People convicted of marijuana offenses in New Jersey are closer to getting their records cleared, as the state Legislature voted Monday to pass an expungement bill.
“This move will make it possible for thousands of residents now and in the future to truly be able to turn the corner and not have long forgotten mistakes marking them like a ‘scarlet letter’ for the rest of their lives,” on of the measure’s sponsors, state Assemblywoman Annette Quijano, D-Union, said in a statement.
The bill passed the state Assembly 48-21 and the state Senate 22-15, marking the second time expungement legislation has cleared both chambers. Gov. Phil Murphy now must sign the measure for it to become law.

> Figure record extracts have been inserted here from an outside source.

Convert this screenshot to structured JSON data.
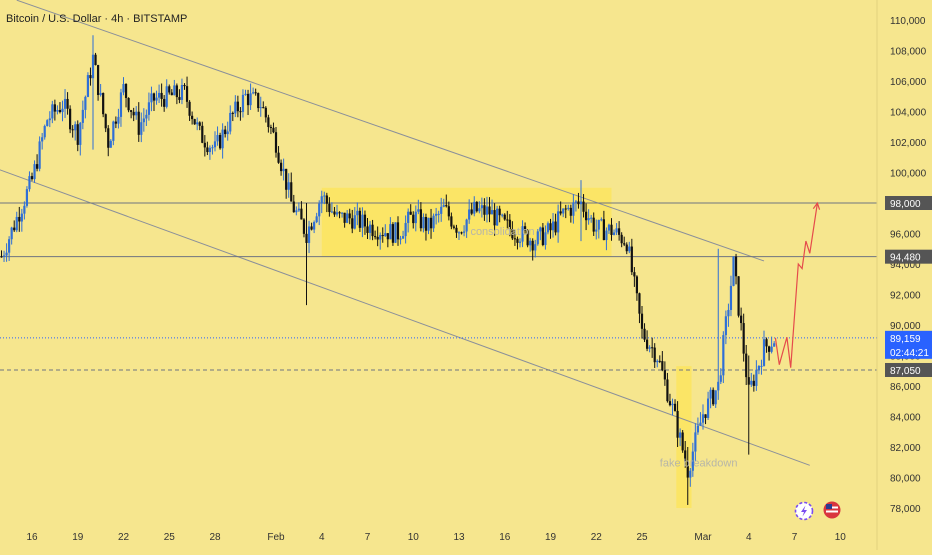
{
  "header": {
    "symbol_title": "Bitcoin / U.S. Dollar · 4h · BITSTAMP"
  },
  "colors": {
    "background": "#f6e68e",
    "candle_up": "#2f6fd6",
    "candle_down": "#111111",
    "channel_line": "#8a8f9a",
    "level_line": "#6f7480",
    "zone_fill": "#fbe566",
    "projection": "#e54b4b",
    "price_badge": "#2962ff",
    "label_badge": "#555555",
    "axis_text": "#333333",
    "annotation_text": "#b7b6a8"
  },
  "chart_data": {
    "type": "candlestick",
    "title": "Bitcoin / U.S. Dollar · 4h · BITSTAMP",
    "ylim": [
      77000,
      111000
    ],
    "y_ticks": [
      110000,
      108000,
      106000,
      104000,
      102000,
      100000,
      98000,
      96000,
      94000,
      92000,
      90000,
      88000,
      86000,
      84000,
      82000,
      80000,
      78000
    ],
    "y_tick_labels": [
      "110,000",
      "108,000",
      "106,000",
      "104,000",
      "102,000",
      "100,000",
      "98,000",
      "96,000",
      "94,000",
      "92,000",
      "90,000",
      "88,000",
      "86,000",
      "84,000",
      "82,000",
      "80,000",
      "78,000"
    ],
    "x_ticks": [
      {
        "label": "16",
        "date": "2025-01-16"
      },
      {
        "label": "19",
        "date": "2025-01-19"
      },
      {
        "label": "22",
        "date": "2025-01-22"
      },
      {
        "label": "25",
        "date": "2025-01-25"
      },
      {
        "label": "28",
        "date": "2025-01-28"
      },
      {
        "label": "Feb",
        "date": "2025-02-01"
      },
      {
        "label": "4",
        "date": "2025-02-04"
      },
      {
        "label": "7",
        "date": "2025-02-07"
      },
      {
        "label": "10",
        "date": "2025-02-10"
      },
      {
        "label": "13",
        "date": "2025-02-13"
      },
      {
        "label": "16",
        "date": "2025-02-16"
      },
      {
        "label": "19",
        "date": "2025-02-19"
      },
      {
        "label": "22",
        "date": "2025-02-22"
      },
      {
        "label": "25",
        "date": "2025-02-25"
      },
      {
        "label": "Mar",
        "date": "2025-03-01"
      },
      {
        "label": "4",
        "date": "2025-03-04"
      },
      {
        "label": "7",
        "date": "2025-03-07"
      },
      {
        "label": "10",
        "date": "2025-03-10"
      }
    ],
    "anchors": [
      [
        "2025-01-14",
        94500
      ],
      [
        "2025-01-15",
        97000
      ],
      [
        "2025-01-16",
        99500
      ],
      [
        "2025-01-17",
        103500
      ],
      [
        "2025-01-18",
        104500
      ],
      [
        "2025-01-19",
        102500
      ],
      [
        "2025-01-20",
        107500
      ],
      [
        "2025-01-21",
        102000
      ],
      [
        "2025-01-22",
        105500
      ],
      [
        "2025-01-23",
        103000
      ],
      [
        "2025-01-24",
        104800
      ],
      [
        "2025-01-25",
        105000
      ],
      [
        "2025-01-26",
        105200
      ],
      [
        "2025-01-27",
        102500
      ],
      [
        "2025-01-28",
        101500
      ],
      [
        "2025-01-29",
        103500
      ],
      [
        "2025-01-30",
        105000
      ],
      [
        "2025-01-31",
        104500
      ],
      [
        "2025-02-01",
        102000
      ],
      [
        "2025-02-02",
        98000
      ],
      [
        "2025-02-03",
        96000
      ],
      [
        "2025-02-04",
        98500
      ],
      [
        "2025-02-05",
        97000
      ],
      [
        "2025-02-06",
        97000
      ],
      [
        "2025-02-07",
        96500
      ],
      [
        "2025-02-08",
        96200
      ],
      [
        "2025-02-09",
        96000
      ],
      [
        "2025-02-10",
        97200
      ],
      [
        "2025-02-11",
        96400
      ],
      [
        "2025-02-12",
        97600
      ],
      [
        "2025-02-13",
        96300
      ],
      [
        "2025-02-14",
        97500
      ],
      [
        "2025-02-15",
        97400
      ],
      [
        "2025-02-16",
        96500
      ],
      [
        "2025-02-17",
        96000
      ],
      [
        "2025-02-18",
        95500
      ],
      [
        "2025-02-19",
        96200
      ],
      [
        "2025-02-20",
        97500
      ],
      [
        "2025-02-21",
        98000
      ],
      [
        "2025-02-22",
        96300
      ],
      [
        "2025-02-23",
        96200
      ],
      [
        "2025-02-24",
        95500
      ],
      [
        "2025-02-25",
        89500
      ],
      [
        "2025-02-26",
        88000
      ],
      [
        "2025-02-27",
        84500
      ],
      [
        "2025-02-28",
        80500
      ],
      [
        "2025-03-01",
        84200
      ],
      [
        "2025-03-02",
        86000
      ],
      [
        "2025-03-03",
        94000
      ],
      [
        "2025-03-04",
        85500
      ],
      [
        "2025-03-05",
        88500
      ],
      [
        "2025-03-05T18:00",
        89159
      ]
    ],
    "spikes": [
      {
        "date": "2025-01-20",
        "high": 109000,
        "low": 101500
      },
      {
        "date": "2025-02-03",
        "high": 98000,
        "low": 91300
      },
      {
        "date": "2025-02-21",
        "high": 99500,
        "low": 95500
      },
      {
        "date": "2025-02-28",
        "high": 82000,
        "low": 78200
      },
      {
        "date": "2025-03-02",
        "high": 95000,
        "low": 86000
      },
      {
        "date": "2025-03-04",
        "high": 88000,
        "low": 81500
      }
    ],
    "horizontal_levels": [
      {
        "price": 98000,
        "label": "98,000",
        "style": "solid"
      },
      {
        "price": 94480,
        "label": "94,480",
        "style": "solid"
      },
      {
        "price": 89159,
        "label": "89,159",
        "sublabel": "02:44:21",
        "style": "dotted",
        "current": true
      },
      {
        "price": 87050,
        "label": "87,050",
        "style": "dashed"
      }
    ],
    "channel": {
      "upper": [
        [
          "2025-01-15",
          111300
        ],
        [
          "2025-03-05",
          94200
        ]
      ],
      "lower": [
        [
          "2025-01-13",
          100500
        ],
        [
          "2025-03-08",
          80800
        ]
      ]
    },
    "zones": [
      {
        "x0": "2025-02-04",
        "x1": "2025-02-23",
        "y0": 94480,
        "y1": 99000,
        "label": "consolidation"
      },
      {
        "x0": "2025-02-27T06:00",
        "x1": "2025-02-28T06:00",
        "y0": 78000,
        "y1": 87300,
        "label": "fake breakdown"
      }
    ],
    "projection": [
      [
        "2025-03-05T18:00",
        89159
      ],
      [
        "2025-03-06",
        87400
      ],
      [
        "2025-03-06T12:00",
        89200
      ],
      [
        "2025-03-06T18:00",
        87200
      ],
      [
        "2025-03-07T06:00",
        94000
      ],
      [
        "2025-03-07T12:00",
        93700
      ],
      [
        "2025-03-07T18:00",
        95500
      ],
      [
        "2025-03-08",
        94700
      ],
      [
        "2025-03-08T12:00",
        98000
      ]
    ]
  }
}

In August, Murphy, a Democrat, conditionally vetoed an expungement bill. He added new details for a “clean slate” automated process that would clear convictions and criminal records. It also mandated creation of an e-filing system, elimination of fees and $15 million to expand the workforce needed to process expungement petitions before the automated system is ready.
That automation is the “gold standard” of expungement law, officials have said. Only two other states, Pennsylvania and Utah, have similar laws.
Senate Democrats could have voted to concur with the governor’s changes, but instead introduced a new bill in September, further delaying the process.
Police have arrested nearly 1 million people in New Jersey on marijuana charges since 1990, according to the state judiciary. That gives the Garden State one of the highest marijuana arrest rates in the nation. If those convicted seek to clear their records, they face one of the most burdensome expungement systems in the country, as reported earlier this year by NJ Advance Media.
Some have criticized expungement, arguing it makes no sense to clear past convictions without decriminalizing pot to stop new arrests. Others argue that those charged years ago with marijuana offenses cannot wait any longer for the relief and opportunities a clean record brings.
Assemblywoman Serena DiMaso, R-Monmouth, criticized the bill, saying it goes too far in expunging marijuana offenses for possession of up to five pounds. She also said the $15 million allocated to the improvements seemed too high, given the state’s “budget woes.”
“This is a fight for social justice — for the many residents who need a clean slate,” said Assemblyman Jamel Holley, D-Union. “This legislation forges a path to real justice for over 2,000 eligible citizens and opens the doors to them for economic opportunity and a second chance.”